This is a live mirror of the Perl 5 development currently hosted at https://github.com/perl/perl5
regcomp.c: Avoid some conditionals
authorKarl Williamson <khw@cpan.org>
Sat, 20 Oct 2018 23:24:53 +0000 (17:24 -0600)
committerKarl Williamson <khw@cpan.org>
Fri, 16 Nov 2018 17:10:56 +0000 (10:10 -0700)
A pattern being UTF-8 implies it is /u.  By proper initialization of if
it is /u or not, we can avoid the existing additional tests for UTF-8 in
those places where we care about /u but don't care about UTF-8ness.

regcomp.c

index 3549619..24aca3f 100644 (file)
--- a/regcomp.c
+++ b/regcomp.c
@@ -7262,7 +7262,9 @@ Perl_re_op_compile(pTHX_ SV ** const patternp, int pat_count,
     /* ignore the utf8ness if the pattern is 0 length */
     RExC_utf8 = RExC_orig_utf8 = (plen == 0 || IN_BYTES) ? 0 : SvUTF8(pat);
 
-    RExC_uni_semantics = 0;
+    RExC_uni_semantics = RExC_utf8; /* UTF-8 implies unicode semantics;
+                                       otherwise we may find later this should
+                                       be 1 */
     RExC_seen_unfolded_sharp_s = 0;
     RExC_contains_locale = 0;
     RExC_strict = cBOOL(pm_flags & RXf_PMf_STRICT);
@@ -7334,7 +7336,7 @@ Perl_re_op_compile(pTHX_ SV ** const patternp, int pat_count,
     rx_flags = orig_rx_flags;
 
     if (   initial_charset == REGEX_DEPENDS_CHARSET
-        && (RExC_utf8 ||RExC_uni_semantics))

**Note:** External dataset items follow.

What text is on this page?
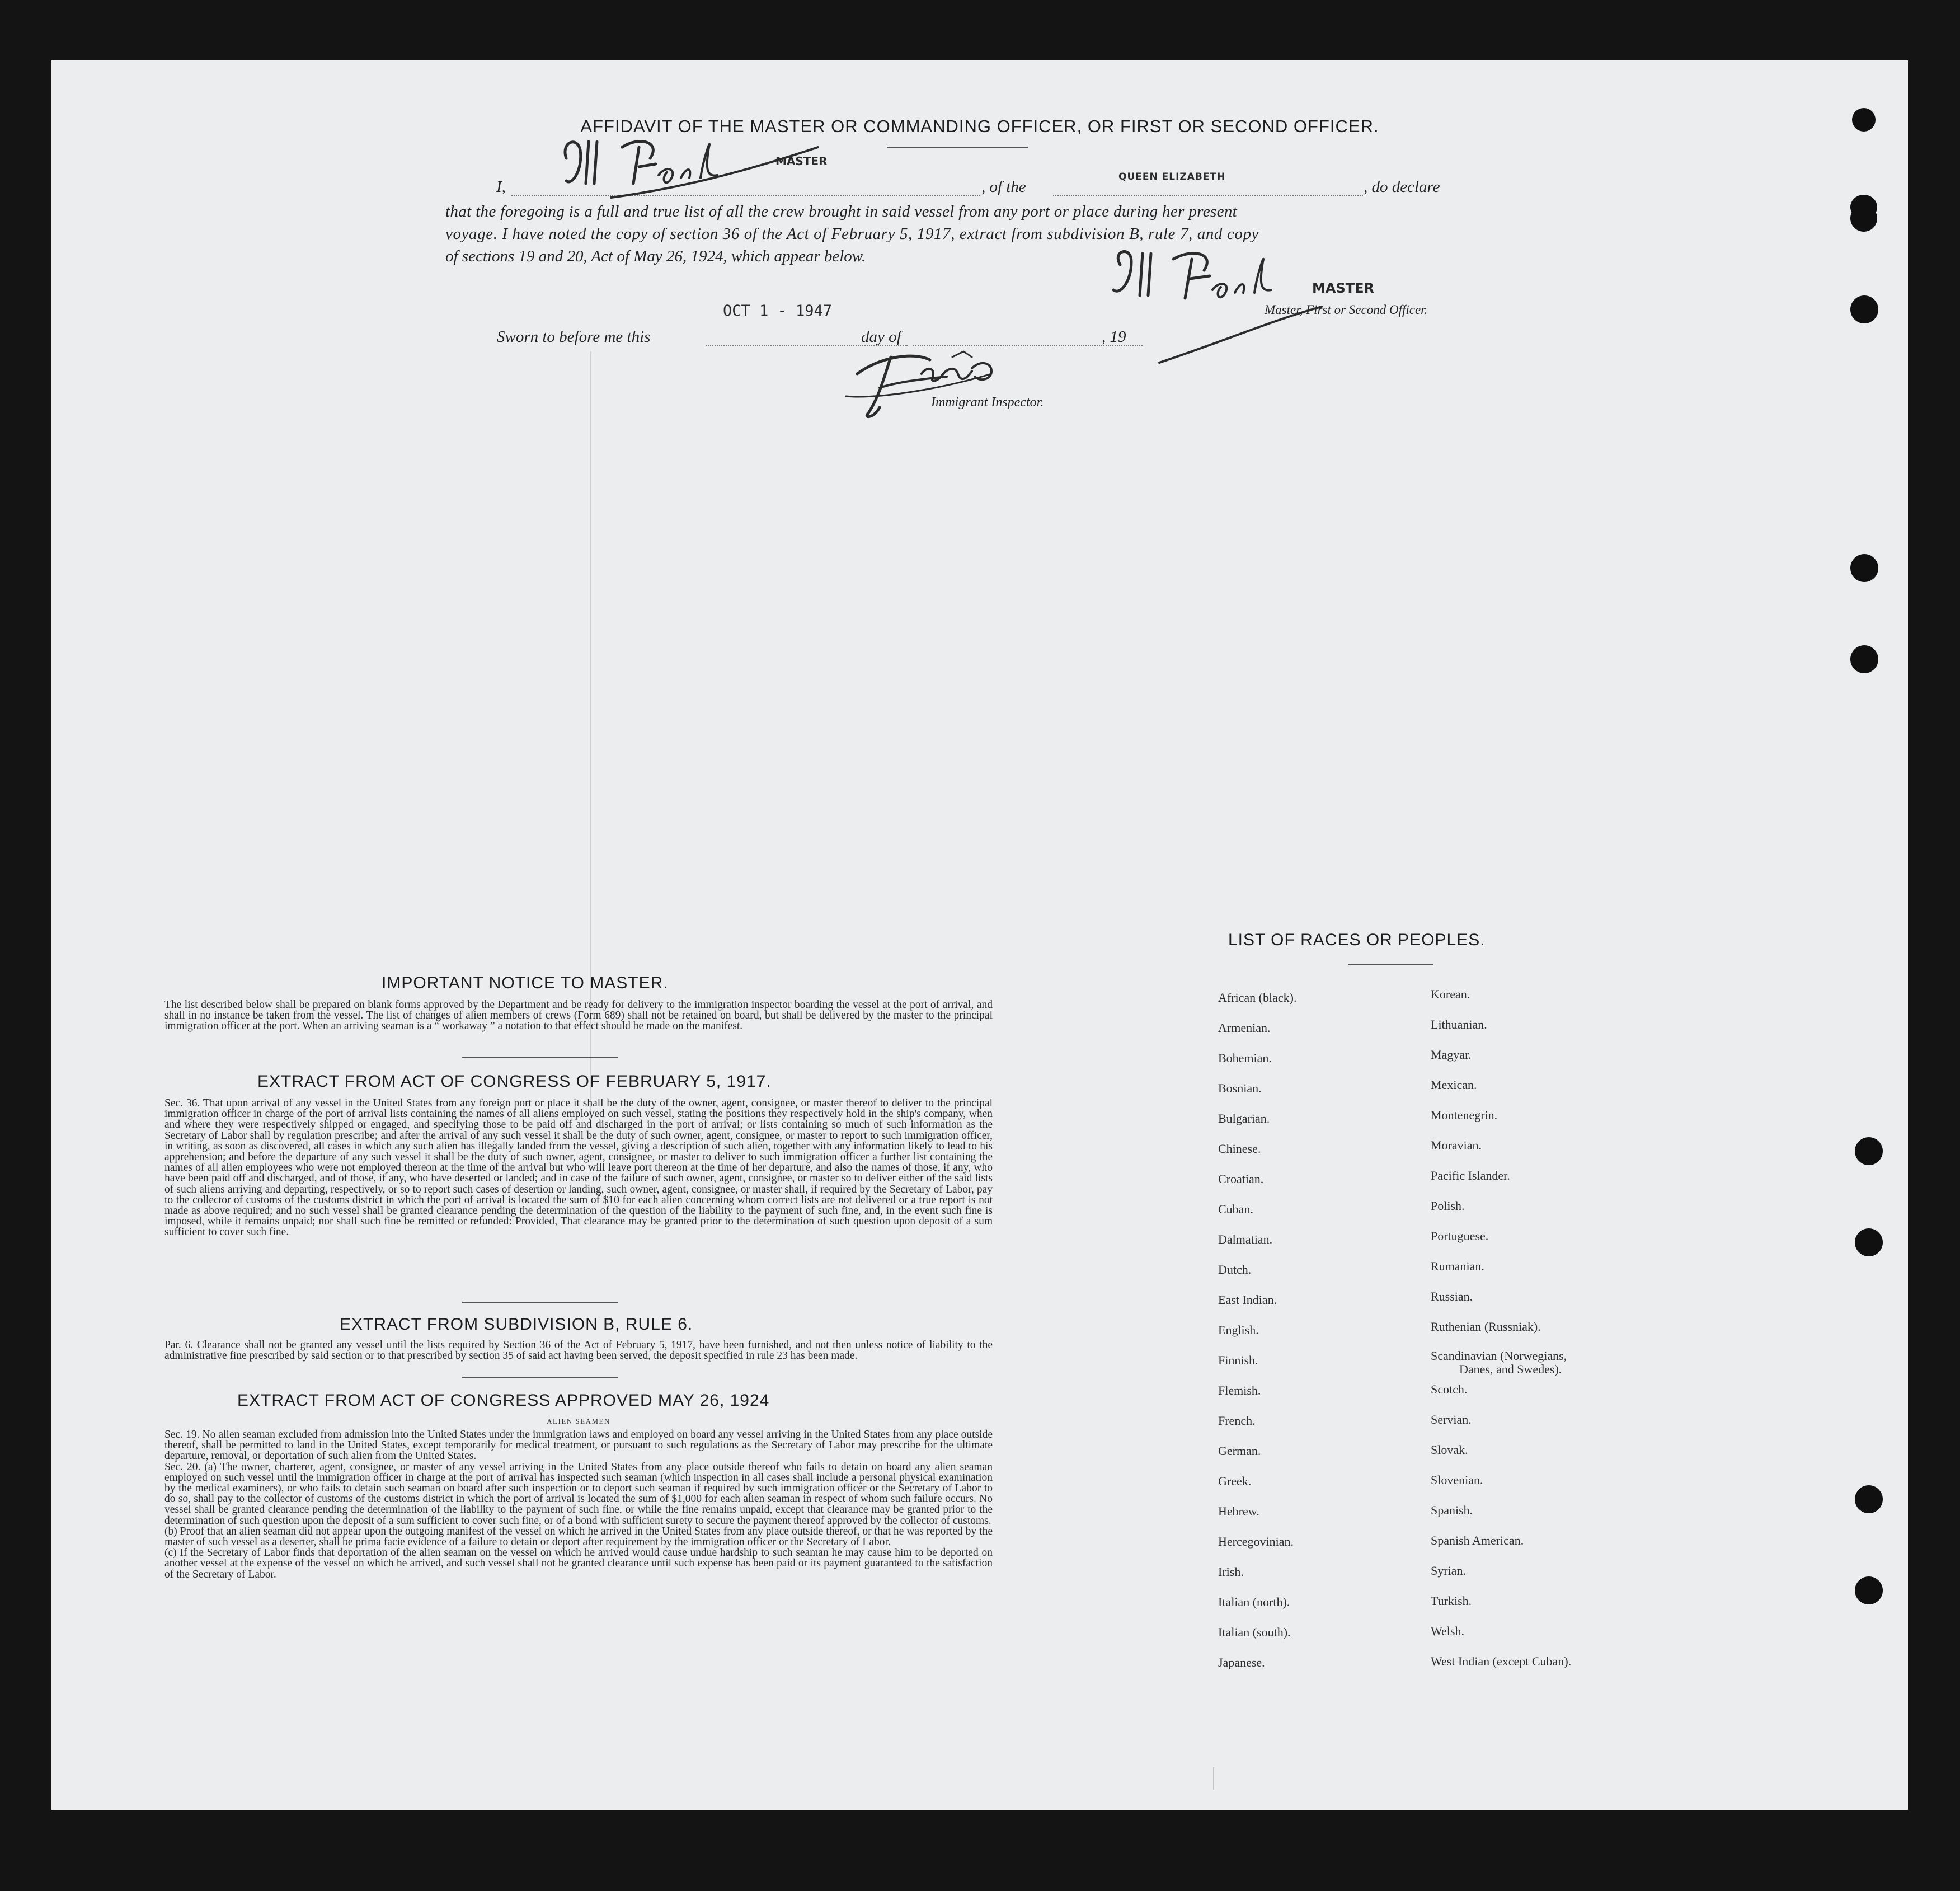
AFFIDAVIT OF THE MASTER OR COMMANDING OFFICER, OR FIRST OR SECOND OFFICER.
I,
MASTER
, of the
QUEEN ELIZABETH
, do declare
that the foregoing is a full and true list of all the crew brought in said vessel from any port or place during her present
voyage. I have noted the copy of section 36 of the Act of February 5, 1917, extract from subdivision B, rule 7, and copy
of sections 19 and 20, Act of May 26, 1924, which appear below.
MASTER
Master, First or Second Officer.
OCT 1 - 1947
Sworn to before me this	day of	, 19
Immigrant Inspector.
IMPORTANT NOTICE TO MASTER.
The list described below shall be prepared on blank forms approved by the Department and be ready for delivery to the immigration inspector boarding the vessel at the port of arrival, and shall in no instance be taken from the vessel. The list of changes of alien members of crews (Form 689) shall not be retained on board, but shall be delivered by the master to the principal immigration officer at the port. When an arriving seaman is a “ workaway ” a notation to that effect should be made on the manifest.
EXTRACT FROM ACT OF CONGRESS OF FEBRUARY 5, 1917.
Sec. 36. That upon arrival of any vessel in the United States from any foreign port or place it shall be the duty of the owner, agent, consignee, or master thereof to deliver to the principal immigration officer in charge of the port of arrival lists containing the names of all aliens employed on such vessel, stating the positions they respectively hold in the ship's company, when and where they were respectively shipped or engaged, and specifying those to be paid off and discharged in the port of arrival; or lists containing so much of such information as the Secretary of Labor shall by regulation prescribe; and after the arrival of any such vessel it shall be the duty of such owner, agent, consignee, or master to report to such immigration officer, in writing, as soon as discovered, all cases in which any such alien has illegally landed from the vessel, giving a description of such alien, together with any information likely to lead to his apprehension; and before the departure of any such vessel it shall be the duty of such owner, agent, consignee, or master to deliver to such immigration officer a further list containing the names of all alien employees who were not employed thereon at the time of the arrival but who will leave port thereon at the time of her departure, and also the names of those, if any, who have been paid off and discharged, and of those, if any, who have deserted or landed; and in case of the failure of such owner, agent, consignee, or master so to deliver either of the said lists of such aliens arriving and departing, respectively, or so to report such cases of desertion or landing, such owner, agent, consignee, or master shall, if required by the Secretary of Labor, pay to the collector of customs of the customs district in which the port of arrival is located the sum of $10 for each alien concerning whom correct lists are not delivered or a true report is not made as above required; and no such vessel shall be granted clearance pending the determination of the question of the liability to the payment of such fine, and, in the event such fine is imposed, while it remains unpaid; nor shall such fine be remitted or refunded: Provided, That clearance may be granted prior to the determination of such question upon deposit of a sum sufficient to cover such fine.
EXTRACT FROM SUBDIVISION B, RULE 6.
Par. 6. Clearance shall not be granted any vessel until the lists required by Section 36 of the Act of February 5, 1917, have been furnished, and not then unless notice of liability to the administrative fine prescribed by said section or to that prescribed by section 35 of said act having been served, the deposit specified in rule 23 has been made.
EXTRACT FROM ACT OF CONGRESS APPROVED MAY 26, 1924
ALIEN SEAMEN

Sec. 19. No alien seaman excluded from admission into the United States under the immigration laws and employed on board any vessel arriving in the United States from any place outside thereof, shall be permitted to land in the United States, except temporarily for medical treatment, or pursuant to such regulations as the Secretary of Labor may prescribe for the ultimate departure, removal, or deportation of such alien from the United States.

Sec. 20. (a) The owner, charterer, agent, consignee, or master of any vessel arriving in the United States from any place outside thereof who fails to detain on board any alien seaman employed on such vessel until the immigration officer in charge at the port of arrival has inspected such seaman (which inspection in all cases shall include a personal physical examination by the medical examiners), or who fails to detain such seaman on board after such inspection or to deport such seaman if required by such immigration officer or the Secretary of Labor to do so, shall pay to the collector of customs of the customs district in which the port of arrival is located the sum of $1,000 for each alien seaman in respect of whom such failure occurs. No vessel shall be granted clearance pending the determination of the liability to the payment of such fine, or while the fine remains unpaid, except that clearance may be granted prior to the determination of such question upon the deposit of a sum sufficient to cover such fine, or of a bond with sufficient surety to secure the payment thereof approved by the collector of customs.

(b) Proof that an alien seaman did not appear upon the outgoing manifest of the vessel on which he arrived in the United States from any place outside thereof, or that he was reported by the master of such vessel as a deserter, shall be prima facie evidence of a failure to detain or deport after requirement by the immigration officer or the Secretary of Labor.

(c) If the Secretary of Labor finds that deportation of the alien seaman on the vessel on which he arrived would cause undue hardship to such seaman he may cause him to be deported on another vessel at the expense of the vessel on which he arrived, and such vessel shall not be granted clearance until such expense has been paid or its payment guaranteed to the satisfaction of the Secretary of Labor.

LIST OF RACES OR PEOPLES.
African (black).
Armenian.
Bohemian.
Bosnian.
Bulgarian.
Chinese.
Croatian.
Cuban.
Dalmatian.
Dutch.
East Indian.
English.
Finnish.
Flemish.
French.
German.
Greek.
Hebrew.
Hercegovinian.
Irish.
Italian (north).
Italian (south).
Japanese.
Korean.
Lithuanian.
Magyar.
Mexican.
Montenegrin.
Moravian.
Pacific Islander.
Polish.
Portuguese.
Rumanian.
Russian.
Ruthenian (Russniak).
Scandinavian (Norwegians,
Danes, and Swedes).
Scotch.
Servian.
Slovak.
Slovenian.
Spanish.
Spanish American.
Syrian.
Turkish.
Welsh.
West Indian (except Cuban).
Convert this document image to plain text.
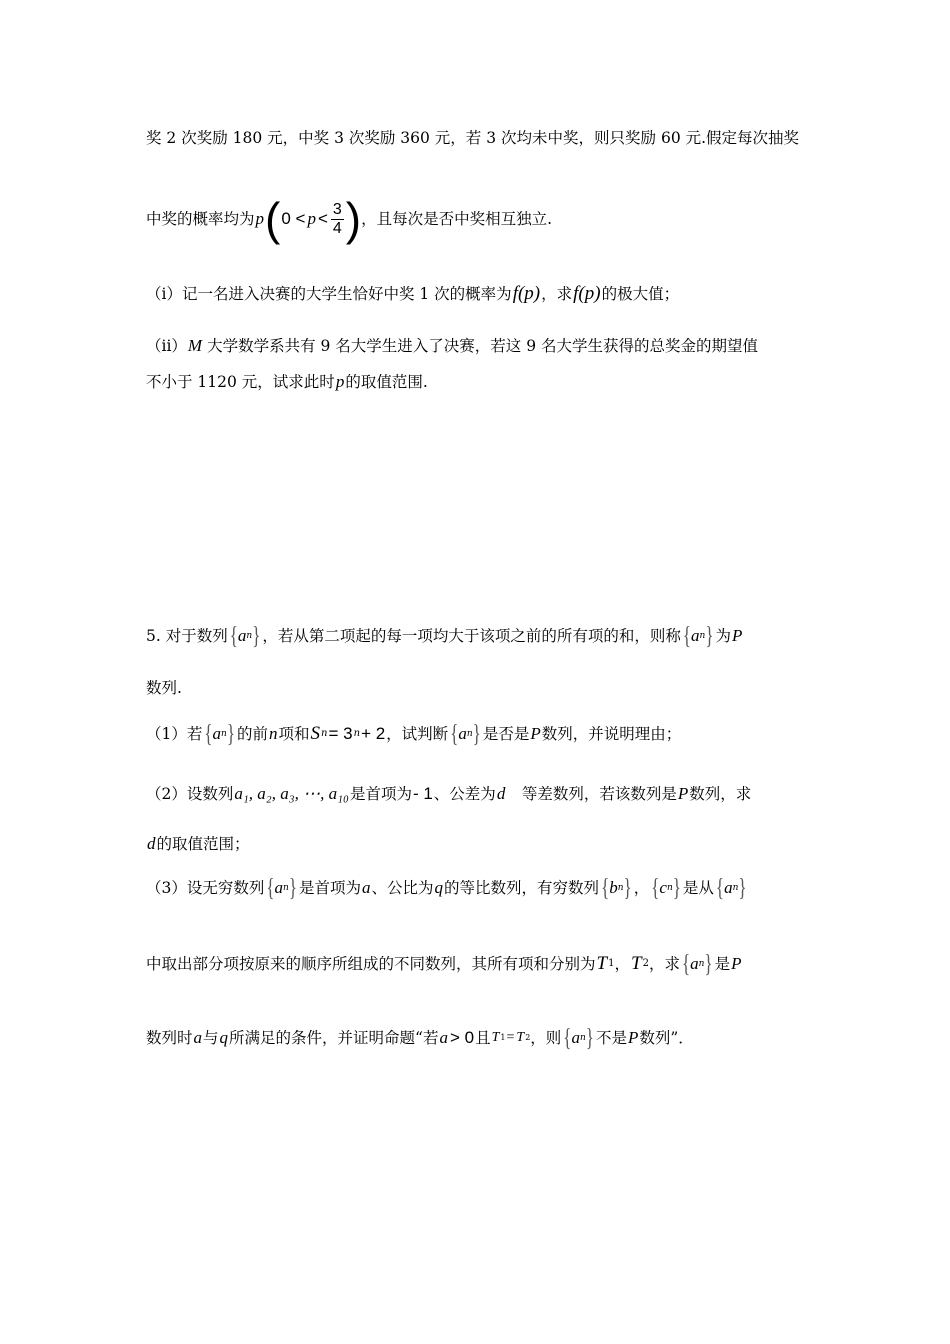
奖 2 次奖励 180 元，中奖 3 次奖励 360 元，若 3 次均未中奖，则只奖励 60 元.假定每次抽奖
中奖的概率均为 p ( $0 < p < \frac{3}{4}$ ) ，且每次是否中奖相互独立.
（i）记一名进入决赛的大学生恰好中奖 1 次的概率为 f(p) ，求 f(p) 的极大值；
（ii） M 大学数学系共有 9 名大学生进入了决赛，若这 9 名大学生获得的总奖金的期望值
不小于 1120 元，试求此时 p 的取值范围.
5. 对于数列 { a n } ，若从第二项起的每一项均大于该项之前的所有项的和，则称 { a n } 为 P
数列.
（1）若 { a n } 的前 n 项和 S n = 3 n + 2 ，试判断 { a n } 是否是 P 数列，并说明理由；
（2）设数列 a₁, a₂, a₃, ⋯, a₁₀ 是首项为 - 1 、公差为 d 　等差数列，若该数列是 P 数列，求
d 的取值范围；
（3）设无穷数列 { a n } 是首项为 a 、公比为 q 的等比数列，有穷数列 { b n } ， { c n } 是从 { a n }
中取出部分项按原来的顺序所组成的不同数列，其所有项和分别为 T 1 ， T 2 ，求 { a n } 是 P
数列时 a 与 q 所满足的条件，并证明命题“若 a > 0 且 T 1 = T 2 ，则 { a n } 不是 P 数列”．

+        && (RExC_uni_semantics))
     {
 
        /* Set to use unicode semantics if the pattern is in utf8 and has the
@@ -10580,14 +10582,14 @@ S_parse_lparen_question_flags(pTHX_ RExC_state_t *pRExC_state)
         RExC_parse++;
         has_use_defaults = TRUE;
         STD_PMMOD_FLAGS_CLEAR(&RExC_flags);
-        set_regex_charset(&RExC_flags, (RExC_utf8 || RExC_uni_semantics)
+        set_regex_charset(&RExC_flags, (RExC_uni_semantics)
                                         ? REGEX_UNICODE_CHARSET
                                         : REGEX_DEPENDS_CHARSET);
     }
 
     cs = get_regex_charset(RExC_flags);
     if (cs == REGEX_DEPENDS_CHARSET
-        && (RExC_utf8 || RExC_uni_semantics))
+        && (RExC_uni_semantics))
     {
         cs = REGEX_UNICODE_CHARSET;
     }
@@ -10652,7 +10654,7 @@ S_parse_lparen_question_flags(pTHX_ RExC_state_t *pRExC_state)
                  * pattern (or target, not known until runtime) are
                  * utf8, or something in the pattern indicates unicode
                  * semantics */
-                cs = (RExC_utf8 || RExC_uni_semantics)
+                cs = (RExC_uni_semantics)
                      ? REGEX_UNICODE_CHARSET
                      : REGEX_DEPENDS_CHARSET;
                 has_charset_modifier = DEPENDS_PAT_MOD;